Topologically induced local P and CP violation in hot QCD

TL;DR

This paper discusses how topological fluctuations in hot QCD can induce observable local P and CP violation effects, such as charge separation in heavy ion collisions, described by effective axion electrodynamics.

Contribution

It proposes that intense magnetic fields in hot QCD matter can lead to observable local P and CP violation effects, linking topological fluctuations to experimental signatures.

Findings

Evidence of charge separation observed in heavy ion collisions.

Topological fluctuations can induce local P and CP violation effects.

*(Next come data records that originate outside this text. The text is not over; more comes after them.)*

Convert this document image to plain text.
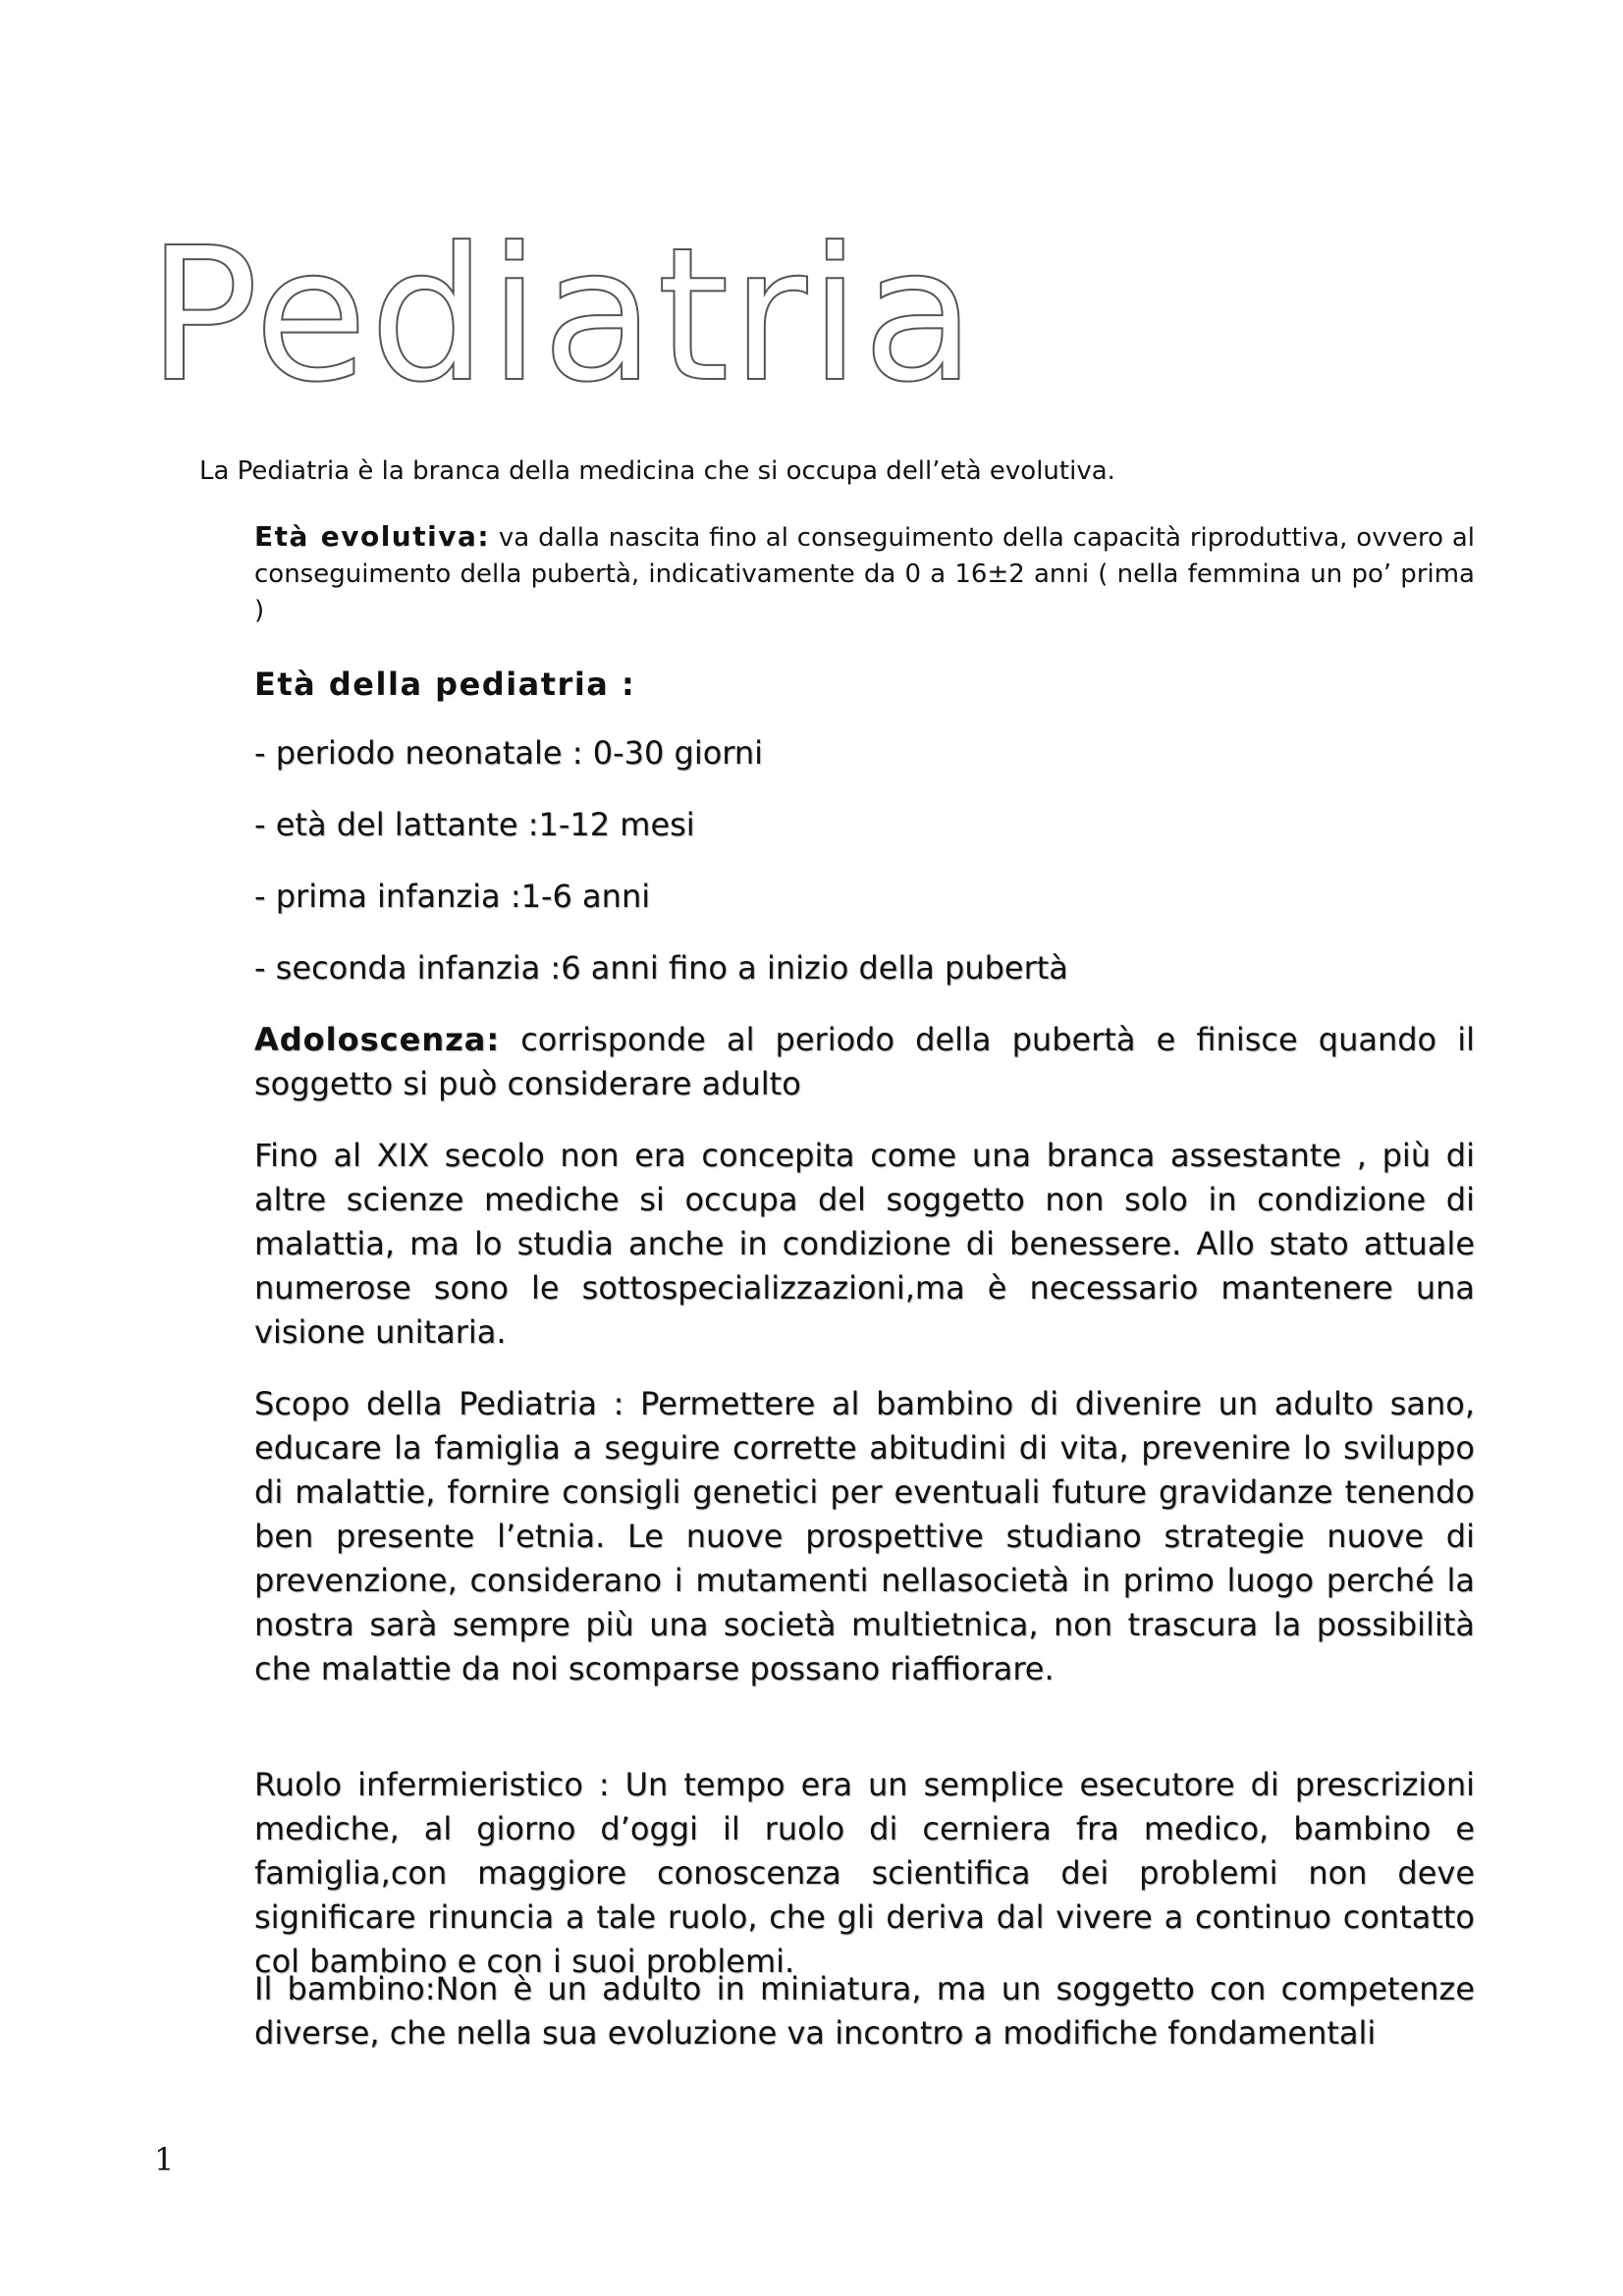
Pediatria

La Pediatria è la branca della medicina che si occupa dell’età evolutiva.

Età evolutiva: va dalla nascita fino al conseguimento della capacità riproduttiva, ovvero al conseguimento della pubertà, indicativamente da 0 a 16±2 anni ( nella femmina un po’ prima )

Età della pediatria :

- periodo neonatale : 0-30 giorni

- età del lattante :1-12 mesi

- prima infanzia :1-6 anni

- seconda infanzia :6 anni fino a inizio della pubertà

Adoloscenza: corrisponde al periodo della pubertà e finisce quando il soggetto si può considerare adulto

Fino al XIX secolo non era concepita come una branca assestante , più di altre scienze mediche si occupa del soggetto non solo in condizione di malattia, ma lo studia anche in condizione di benessere. Allo stato attuale numerose sono le sottospecializzazioni,ma è necessario mantenere una visione unitaria.

Scopo della Pediatria : Permettere al bambino di divenire un adulto sano, educare la famiglia a seguire corrette abitudini di vita, prevenire lo sviluppo di malattie, fornire consigli genetici per eventuali future gravidanze tenendo ben presente l’etnia. Le nuove prospettive studiano strategie nuove di prevenzione, considerano i mutamenti nellasocietà in primo luogo perché la nostra sarà sempre più una società multietnica, non trascura la possibilità che malattie da noi scomparse possano riaffiorare.

Ruolo infermieristico : Un tempo era un semplice esecutore di prescrizioni mediche, al giorno d’oggi il ruolo di cerniera fra medico, bambino e famiglia,con maggiore conoscenza scientifica dei problemi non deve significare rinuncia a tale ruolo, che gli deriva dal vivere a continuo contatto col bambino e con i suoi problemi.

Il bambino:Non è un adulto in miniatura, ma un soggetto con competenze diverse, che nella sua evoluzione va incontro a modifiche fondamentali

1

Effective description using Maxwell-Chern-Simons theory.

Abstract

Very stringent experimental bounds exist on the amount of P and CP violation in strong interactions. Nevertheless, the presence of non-Abelian topological solutions and the axial anomaly make the issue of CP invariance in QCD non-trivial ("the strong CP problem"). Even in the absence of a global P and CP violation the fluctuations of topological charge in the QCD vacuum are expected to play an important role in the breaking of chiral symmetry, and in the mass spectrum and other properties of hadrons. Here I argue that topological fluctuations in hot QCD matter can become directly observable in the presence of a very intense external magnetic field by inducing local P- and CP- odd effects. These local parity-violating phenomena can be described by using the Maxwell-Chern-Simons, or axion, electrodynamics as an effective theory. Local P and CP violation in hot QCD matter can be observed in experiment through the "chiral magnetic effect" - the separation of electric charge along the axis of magnetic field that is created by the colliding relativistic ions. There is a recent evidence for the electric charge separation relative to the reaction plane of heavy ion collisions from the STAR Collaboration at RHIC.